Thursday, March 4, 2021

REVIEW: Cells at Work!, Season 1 (anime TV series)

Cells at Work! is a combination comedy, workplace, and edutainment anime series. The first season is 13 episodes long, plus one OVA.

Review:

Red Blood Cell works hard and has her heart in the right place, but she tends to get a little lost when attempting to deliver oxygen and nutrients. She also has terrible luck when it comes to staying safe - she encounters viruses and dangerous bacteria with alarming frequency. Luckily, whenever disaster strikes White Blood Cell (Neutrophil) is there to save the day.

Each episode in the first season deals with a different topic: how the body defends itself against viruses, bacteria, and cancer, how minor injuries are repaired, what the various cells do, etc. All of the body's cells are anthropomorphized. Red Blood Cell is depicted as a delivery girl (possibly a sickle cell, based on her sickle-shaped lock of hair and her difficulty with circulating properly). White Blood Cell is dressed in a white uniform and behaves fiercely and violently at the slightest sign that invaders are present. Killer T Cells are musclebound military men, Macrophages are murderous maids, Platelets are adorable little children, and so on.

I've wanted to watch this show for a while, but the Blu-ray price was prohibitive (it's an Aniplex of America title, of course). I couldn't justify spending $140 on 14 episodes of a series I figured I'd probably enjoy but not love enough to want to rewatch in the future. Then it popped up on Netflix, and I spotted it in Funimation's streaming catalog. I decided to give it a try with Funimation, since I opted to continue my subscription past the free trial period, but I'll mention that I did consider switching over to Netflix to stream it because Funimation's choice of white subtitles on black bars annoys me (although possibly Netflix's subtitles for this series are the same? I haven't checked).

While I did enjoy the series quite a bit, I still think $140 is far too much to pay. I'm glad I streamed it and will probably watch Season 2 once that's complete, but it's not something I particularly feel like I need to add to my collection.

I'd qualify this as edutainment, but the educational aspects feel pretty light.

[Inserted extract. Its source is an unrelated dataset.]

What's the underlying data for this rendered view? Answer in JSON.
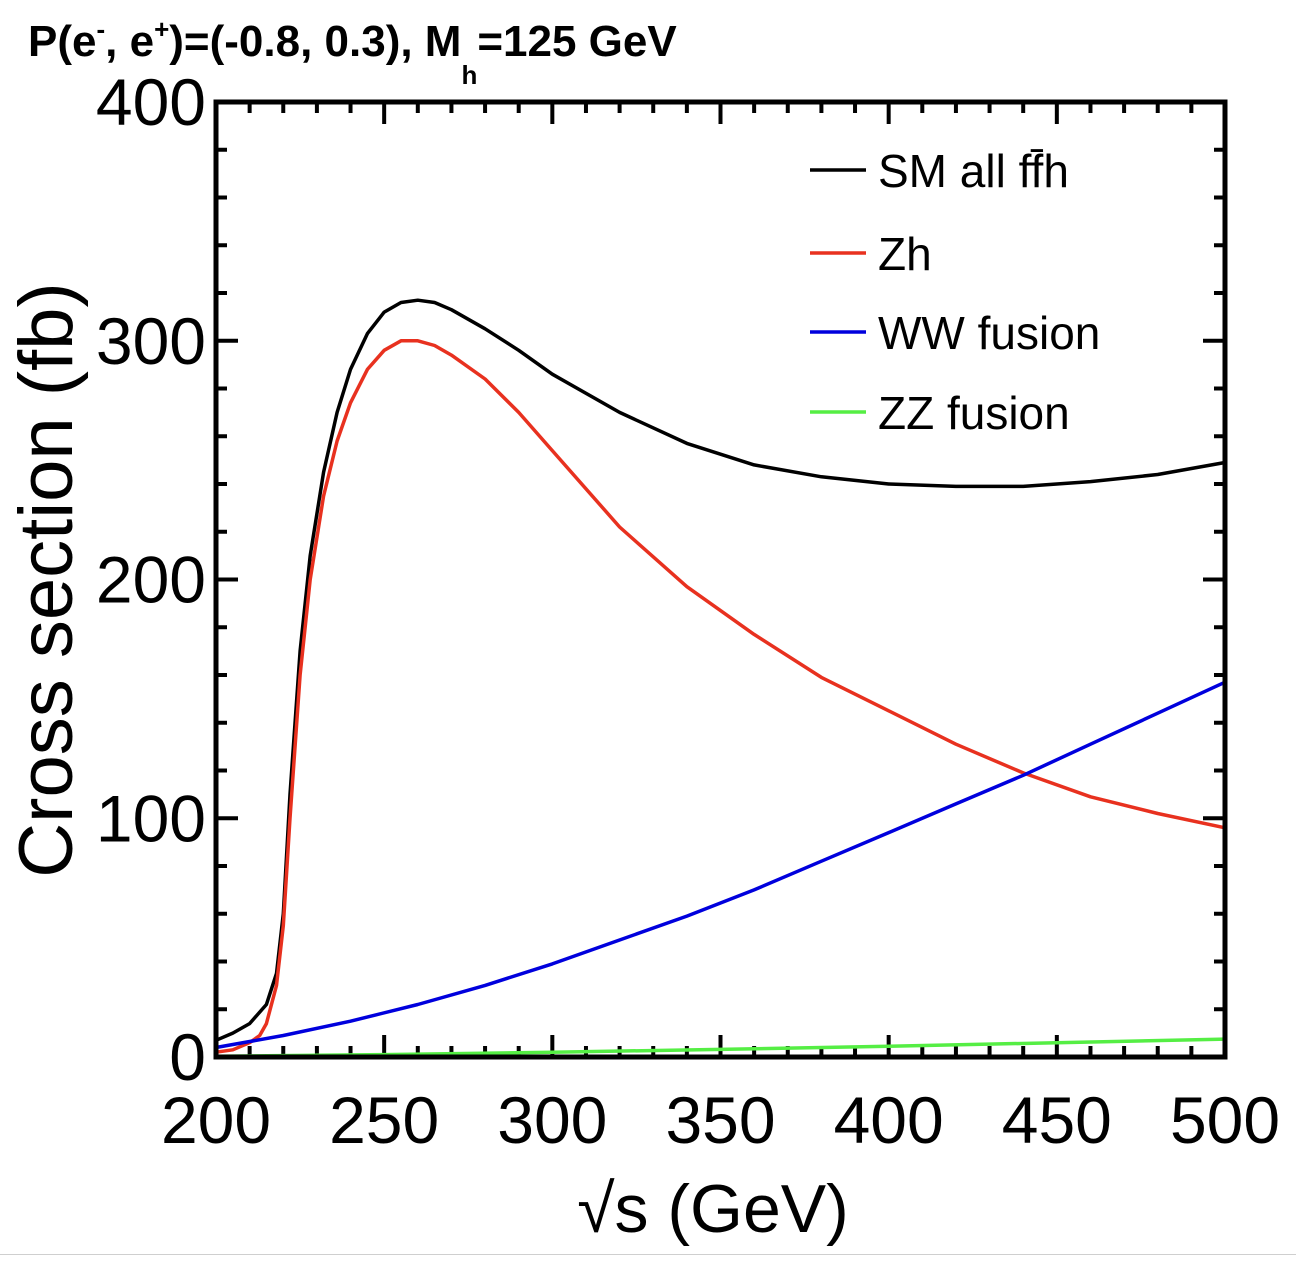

Yes, the plot of each episode is built around an educational topic, but the anthropomorphizing and overall humor could make the information a little difficult to follow. There were times I wished that the series would give more (or any) bigger picture views of what was going on - the narrator would explain some aspects, but it was left up to viewers to picture what the person all of these cells lived inside was experiencing. 

The characters were fun to watch, and I really liked their designs. My favorites were probably White Blood Cell, Macrophage (particularly in the episode where their other identity was revealed - if my high school science classes ever covered that, I completely forgot it), Dendritic Cell, and the Platelets. Watching White Blood Cell quietly rooting for Red Blood Cell (and, in one episode, do his best to help her without her finding out) was enjoyable.

There were several cliched anime character types, and yet the series stayed true to its science/edutainment foundation and never stooped to pairing any of those types up and cramming in romance. These are cells, after all. They don't do romance. It was kind of nice to watch something with a bunch of characters focused on supporting each other purely as friends and coworkers.

My favorite episodes from this first season were the hemorrhagic shock ones. The body had faced several serious-looking threats up to that point, including heat stroke and a horrifying parasite, but the injury and its aftermath in the hemorrhagic shock episodes was truly dire. I actually found myself tearing up as the Red Blood Cells struggled to deliver oxygen to dying regular cells and White Blood Cell found himself moving around in eerily empty areas.

If you've got immunology, cell biology, or circulatory anatomy tests coming up, this is not going to replace actually reading your textbook. But if you'd like something amusing and mildly educational, this is a good series to watch.